Hmm. Well, I was meant to be starting back my work after my maternity leave of having a wee boy and obviously that, that’s not going to happen now because I live too far away from it and I can’t drive to get there. But at that time, I had just had a baby, so the only goals were to be a family unit at that time... so I suppose, I can’t drive now, so I mean, all, I always took that for granted. “Look it doesn’t matter because I’ll never be stuck anywhere, I can just go wherever I want to go” and I can’t do that now, so I suppose it wasn’t really a goal for the future but, it’s, I can’t do that. But really, it was just to, just starting a young family, so that was my priority.

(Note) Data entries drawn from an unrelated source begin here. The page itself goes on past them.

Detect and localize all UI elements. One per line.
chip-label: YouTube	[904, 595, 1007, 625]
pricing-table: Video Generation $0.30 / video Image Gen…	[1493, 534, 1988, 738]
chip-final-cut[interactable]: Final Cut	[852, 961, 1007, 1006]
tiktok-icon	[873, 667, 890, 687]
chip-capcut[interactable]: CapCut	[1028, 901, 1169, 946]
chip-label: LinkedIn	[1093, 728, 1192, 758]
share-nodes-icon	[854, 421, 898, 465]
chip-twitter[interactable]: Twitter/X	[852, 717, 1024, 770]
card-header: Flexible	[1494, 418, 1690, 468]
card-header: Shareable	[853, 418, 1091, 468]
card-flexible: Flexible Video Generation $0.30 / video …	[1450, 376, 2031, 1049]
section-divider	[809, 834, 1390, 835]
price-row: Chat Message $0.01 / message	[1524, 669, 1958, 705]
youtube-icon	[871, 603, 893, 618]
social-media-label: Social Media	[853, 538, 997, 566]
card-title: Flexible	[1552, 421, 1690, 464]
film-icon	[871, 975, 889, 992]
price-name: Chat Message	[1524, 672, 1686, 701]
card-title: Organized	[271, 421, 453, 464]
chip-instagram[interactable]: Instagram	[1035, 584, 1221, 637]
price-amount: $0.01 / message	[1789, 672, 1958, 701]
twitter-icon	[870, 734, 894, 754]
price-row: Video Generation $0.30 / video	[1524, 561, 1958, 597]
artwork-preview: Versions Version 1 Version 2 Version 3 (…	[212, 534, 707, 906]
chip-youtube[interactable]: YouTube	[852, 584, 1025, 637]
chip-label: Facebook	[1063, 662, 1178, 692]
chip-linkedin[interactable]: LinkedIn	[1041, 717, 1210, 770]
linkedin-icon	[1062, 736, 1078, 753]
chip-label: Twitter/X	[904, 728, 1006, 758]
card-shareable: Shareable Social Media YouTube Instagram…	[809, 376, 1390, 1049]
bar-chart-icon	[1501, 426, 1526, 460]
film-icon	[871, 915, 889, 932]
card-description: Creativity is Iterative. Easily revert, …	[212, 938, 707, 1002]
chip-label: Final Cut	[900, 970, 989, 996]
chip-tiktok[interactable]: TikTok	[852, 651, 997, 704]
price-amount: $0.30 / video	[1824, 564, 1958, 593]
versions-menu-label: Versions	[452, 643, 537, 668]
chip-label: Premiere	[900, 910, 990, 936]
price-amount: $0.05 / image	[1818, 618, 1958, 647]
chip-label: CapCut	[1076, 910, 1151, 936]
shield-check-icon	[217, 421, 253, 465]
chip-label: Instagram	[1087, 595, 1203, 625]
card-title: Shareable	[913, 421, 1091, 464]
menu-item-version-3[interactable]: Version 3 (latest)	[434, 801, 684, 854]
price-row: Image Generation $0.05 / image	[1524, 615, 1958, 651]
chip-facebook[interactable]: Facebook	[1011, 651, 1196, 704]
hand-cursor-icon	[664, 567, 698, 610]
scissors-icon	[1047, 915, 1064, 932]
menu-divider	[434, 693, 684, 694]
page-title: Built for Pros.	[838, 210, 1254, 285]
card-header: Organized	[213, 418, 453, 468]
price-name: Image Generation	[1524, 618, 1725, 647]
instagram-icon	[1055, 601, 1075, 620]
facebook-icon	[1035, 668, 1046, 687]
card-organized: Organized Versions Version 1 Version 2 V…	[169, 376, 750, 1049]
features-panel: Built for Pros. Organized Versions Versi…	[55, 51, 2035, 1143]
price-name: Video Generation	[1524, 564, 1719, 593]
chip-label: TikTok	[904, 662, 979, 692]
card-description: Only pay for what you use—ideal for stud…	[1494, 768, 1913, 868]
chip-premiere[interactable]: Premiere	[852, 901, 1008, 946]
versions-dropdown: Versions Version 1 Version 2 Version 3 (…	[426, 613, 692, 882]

Goals, I hadn’t really thought career wise that it was, my career was going to change, even within the next maybe five years. I hadn’t really thought that far ahead, to be honest.
 
Do you plan to have any more children?
 
No. I don’t plan to have any more children, I’ve not, I’m not really allowed to have any more children as well. It wouldn’t be a good idea, the doctor had said if I was to have any more children. So, and to be honest with you, I don’t think I could cope, I really couldn’t. Two is plenty and I’m really kept busy, more than I had ever imagined especially now, with the way things are, memory and everything, I couldn’t manage with another so there’s definitely not going to be any more.